50 000 € pour une médaille d’or

Enfin, les médaillés de Rio percevront une prime du ministère des Sports : 50 000 € pour l’or paralympique, 20 000 € pour l’argent et 13 000 € pour le bronze. Depuis 2008, son montant est aligné sur celui des primes olympiques.

Mais à quatre jours de la fin des Jeux,  seuls dix-huit athlètes ont accroché un podium (quatre en or, trois en argent, le reste en bronze). Les autres se contenteront de beaux souvenirs. Franck Seuret

Un travail, des entraînements

Comme 14 autres athlètes paralympiques français, Élise Marc est salariée du ministère de la défense.
Comme quatorze autres athlètes paralympiques français, Élise Marc est salariée du ministère de la Défense. © CSPF 2016/Luc Percival

Le sport de haut niveau, c’est bon pour le boulot. La conclusion est bien sûr un peu hâtive. Mais les trois quarts des athlètes français présents à Rio ont une activité professionnelle (66 %) ou sont étudiants (8 %). Seuls 26 % demeurent sans profession, qu’ils soient parent au foyer, demandeur d’emploi ou sans activité déclarée.

Jeunes, socialement bien insérés, bien dans leur corps… : ces athlètes ne manquent certes pas d’atouts favorisant leur insertion professionnelle.
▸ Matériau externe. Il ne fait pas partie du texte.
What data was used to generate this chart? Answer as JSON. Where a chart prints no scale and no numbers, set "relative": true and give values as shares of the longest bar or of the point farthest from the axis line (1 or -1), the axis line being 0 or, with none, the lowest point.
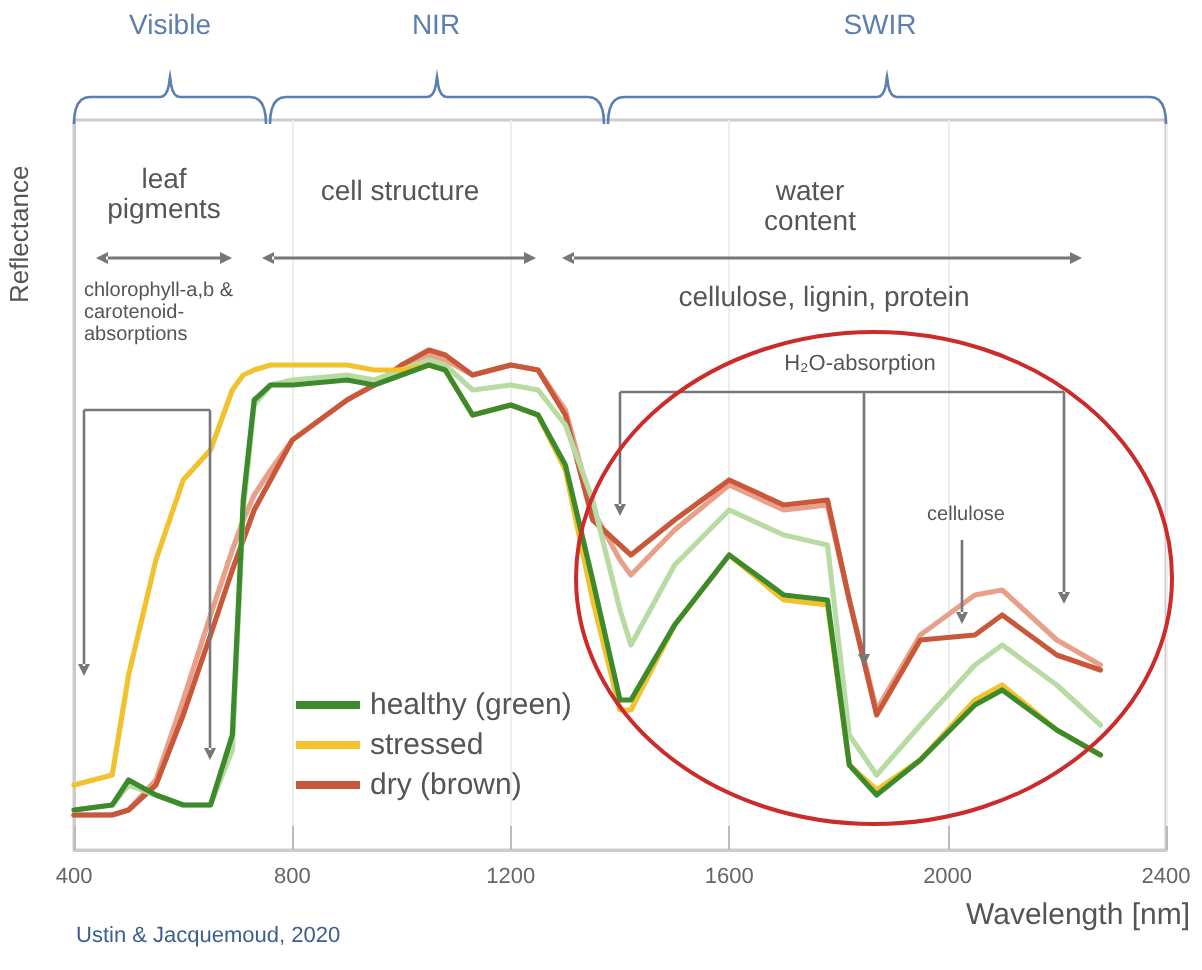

Mais sans doute faut-il voir aussi dans ces bons chiffres un lien avec la mise en place, en 2007, d’une cellule de suivi socio-professionnelle au sein de la Fédération française handisport.

Travail à temps partiel pour salaire à taux plein

« Nous avons pour mission d’accompagner les sportifs de haut niveau dans la réalisation de leur projet de vie, explique Valentine Duquesne, sa responsable. Nous les y aidons en utilisant nos réseaux. »

Notamment les entreprises engagées dans le pacte de performance : une dizaine d’athlètes handicapés ont été recrutés sur des contrats de travail aménagés, des Cip. Ludovic Lemoine, par exemple, a été embauché par LCL : « Mon employeur accepte que je ne travaille qu’à temps partiel – 40 % en 2015 et 20 % en 2016, pour un salaire à temps plein », explique-t-il.

Armée de champions

Le ministère de la Défense a également recruté des athlètes paralympiques pour son  « armée de champions » : quatorze d’entre eux se sont envolés pour Rio dont la triathlète Élise Marc. Depuis mars 2015, elle s’entraîne à temps plein au Pôle France de Boulouris à Saint-Raphaël (83) avec d’autres sportifs de haut niveau. Des conditions de préparation idéales.

La débrouille pour beaucoup

Mais la majorité des membres de l’équipe de France ne bénéficient pas de contrats aménagés. Charge à eux, donc, de s’organiser pour concilier vies professionnelle et sportive : temps partiel, congés sans soldes, petits arrangements avec l’employeur… Le sport de haut niveau, c’est bon pour la débrouille.